Ja, der 3. Monitor soll in der Tat mehr oder minder hinter den beiden anderen stehen (bzw. schwenkbar mittels Arm+VESA angebracht sein). Meine "Beratungsecke" ist mein Schreibtisch.  Insofern gibt es in der Tat keine Distanzen zu überbrücken.
Das 16€ Teil war schlicht das Erste, dass ich gefunden habe. Die Chance, dass es genau das wird ist überschaubar. Auch wenn Office Monitore heute kein Geld mehr kosten (Datev zieht keine Vorteile aus UHD, daher bleibt's bei FHD!), sollte der Rest schon halbwegs gut sein. Ein Ryzen 3 2200G ist eh Overkill, aber ich wollt mich hier aus Ego Gründen nicht mit nem Celeron oder so hinsetzen. 

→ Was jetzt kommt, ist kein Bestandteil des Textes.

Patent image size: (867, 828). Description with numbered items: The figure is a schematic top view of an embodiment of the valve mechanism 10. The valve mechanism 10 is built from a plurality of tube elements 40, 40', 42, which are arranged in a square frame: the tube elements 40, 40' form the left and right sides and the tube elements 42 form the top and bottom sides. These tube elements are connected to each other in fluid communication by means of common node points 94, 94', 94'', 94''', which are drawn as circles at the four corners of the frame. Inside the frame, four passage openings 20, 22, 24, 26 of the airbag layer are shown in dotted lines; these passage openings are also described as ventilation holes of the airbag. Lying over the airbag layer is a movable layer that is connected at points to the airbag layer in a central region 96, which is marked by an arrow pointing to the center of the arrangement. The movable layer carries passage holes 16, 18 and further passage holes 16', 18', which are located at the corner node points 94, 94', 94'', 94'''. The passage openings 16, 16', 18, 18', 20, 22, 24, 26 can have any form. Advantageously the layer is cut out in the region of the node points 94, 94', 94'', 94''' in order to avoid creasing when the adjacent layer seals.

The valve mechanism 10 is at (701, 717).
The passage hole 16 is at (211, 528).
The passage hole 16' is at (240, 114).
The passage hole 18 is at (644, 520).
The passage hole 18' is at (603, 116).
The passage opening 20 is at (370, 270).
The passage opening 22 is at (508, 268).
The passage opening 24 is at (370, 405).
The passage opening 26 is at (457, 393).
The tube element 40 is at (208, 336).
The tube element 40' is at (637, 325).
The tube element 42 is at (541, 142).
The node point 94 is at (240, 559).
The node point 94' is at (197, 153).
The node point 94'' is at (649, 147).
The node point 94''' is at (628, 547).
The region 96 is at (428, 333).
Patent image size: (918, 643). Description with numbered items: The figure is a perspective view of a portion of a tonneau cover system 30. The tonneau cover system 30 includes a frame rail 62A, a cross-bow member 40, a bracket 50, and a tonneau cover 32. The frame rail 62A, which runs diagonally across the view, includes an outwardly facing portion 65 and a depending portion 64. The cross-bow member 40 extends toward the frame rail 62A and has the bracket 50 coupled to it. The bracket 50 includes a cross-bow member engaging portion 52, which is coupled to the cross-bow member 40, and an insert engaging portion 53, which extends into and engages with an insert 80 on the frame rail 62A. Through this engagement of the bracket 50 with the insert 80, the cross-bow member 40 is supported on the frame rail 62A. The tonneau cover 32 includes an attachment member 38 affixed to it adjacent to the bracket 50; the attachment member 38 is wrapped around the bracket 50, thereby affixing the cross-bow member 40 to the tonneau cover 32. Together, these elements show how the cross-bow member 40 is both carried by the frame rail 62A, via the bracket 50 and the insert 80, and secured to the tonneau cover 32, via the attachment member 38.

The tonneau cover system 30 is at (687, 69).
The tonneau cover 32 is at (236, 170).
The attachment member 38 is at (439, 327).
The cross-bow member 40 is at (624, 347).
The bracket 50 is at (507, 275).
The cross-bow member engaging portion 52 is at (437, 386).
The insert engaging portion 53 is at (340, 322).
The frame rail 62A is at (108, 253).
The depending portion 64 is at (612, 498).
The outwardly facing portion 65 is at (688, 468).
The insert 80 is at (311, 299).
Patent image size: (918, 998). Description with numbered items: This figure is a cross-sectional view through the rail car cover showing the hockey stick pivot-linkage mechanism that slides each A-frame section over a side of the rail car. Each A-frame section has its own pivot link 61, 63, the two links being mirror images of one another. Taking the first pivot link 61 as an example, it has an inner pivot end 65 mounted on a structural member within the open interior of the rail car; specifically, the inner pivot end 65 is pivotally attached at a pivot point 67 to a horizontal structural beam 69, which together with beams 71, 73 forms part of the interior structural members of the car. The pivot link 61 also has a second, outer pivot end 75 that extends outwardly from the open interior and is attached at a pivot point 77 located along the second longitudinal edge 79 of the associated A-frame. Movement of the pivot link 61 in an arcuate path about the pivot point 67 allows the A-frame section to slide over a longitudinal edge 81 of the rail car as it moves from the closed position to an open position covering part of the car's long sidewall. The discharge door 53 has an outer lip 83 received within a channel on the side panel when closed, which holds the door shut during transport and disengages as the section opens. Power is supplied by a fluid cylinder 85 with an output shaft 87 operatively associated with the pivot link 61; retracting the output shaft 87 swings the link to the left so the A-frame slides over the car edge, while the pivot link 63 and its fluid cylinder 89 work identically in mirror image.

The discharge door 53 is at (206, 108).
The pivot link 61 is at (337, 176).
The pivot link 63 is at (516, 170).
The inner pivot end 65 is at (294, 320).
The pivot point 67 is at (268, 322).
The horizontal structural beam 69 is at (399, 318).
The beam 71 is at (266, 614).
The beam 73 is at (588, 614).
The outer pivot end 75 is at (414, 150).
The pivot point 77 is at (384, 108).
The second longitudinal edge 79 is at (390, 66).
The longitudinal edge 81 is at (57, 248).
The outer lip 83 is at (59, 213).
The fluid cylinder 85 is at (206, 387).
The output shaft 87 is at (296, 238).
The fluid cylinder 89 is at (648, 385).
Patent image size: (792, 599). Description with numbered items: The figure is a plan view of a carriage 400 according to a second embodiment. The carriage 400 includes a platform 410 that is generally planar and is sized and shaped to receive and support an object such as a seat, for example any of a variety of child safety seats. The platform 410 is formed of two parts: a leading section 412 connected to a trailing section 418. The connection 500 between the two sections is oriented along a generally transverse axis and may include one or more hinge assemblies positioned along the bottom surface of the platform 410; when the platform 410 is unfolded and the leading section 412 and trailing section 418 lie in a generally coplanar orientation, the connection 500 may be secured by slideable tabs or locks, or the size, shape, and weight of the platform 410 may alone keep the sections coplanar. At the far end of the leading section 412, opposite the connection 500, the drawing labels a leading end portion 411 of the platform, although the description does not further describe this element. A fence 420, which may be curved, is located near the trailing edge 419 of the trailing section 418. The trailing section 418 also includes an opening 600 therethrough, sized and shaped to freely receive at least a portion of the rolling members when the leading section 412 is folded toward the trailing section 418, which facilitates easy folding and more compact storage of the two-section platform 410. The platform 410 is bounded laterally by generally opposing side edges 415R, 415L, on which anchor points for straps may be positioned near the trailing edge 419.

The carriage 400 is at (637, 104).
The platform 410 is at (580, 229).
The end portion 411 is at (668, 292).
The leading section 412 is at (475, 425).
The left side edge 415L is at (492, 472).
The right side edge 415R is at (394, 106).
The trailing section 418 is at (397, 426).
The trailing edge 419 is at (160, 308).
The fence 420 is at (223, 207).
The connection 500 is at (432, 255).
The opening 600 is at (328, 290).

Ich denke, ich werde mal einen Splitter testen. Bildschirme und Kabel habe ich hier ja genug rumstehen/-liegen. Dann muss eben einer der Leute hier mal kurzfristig mit nem Schirm weniger auskommen. Ich weiß eh noch nicht, wie ich das optisch halbwegs ansprechend löse, ohne dass es wie bei Edeka an der Kasse mit dem schwenkbaren EC-Kartenleser aussieht.

Danke erstmal.


----------



## tripod (5. November 2019)

*AW: Absegnung: 2 Monitore an einem HDMI über Splitter möglich*

war dann wohl etwas über das ziel hinausgeschossen von mir 
hab ich mir wohl etwas arbeit mit nach hause genommen in meinen grauen zellen. 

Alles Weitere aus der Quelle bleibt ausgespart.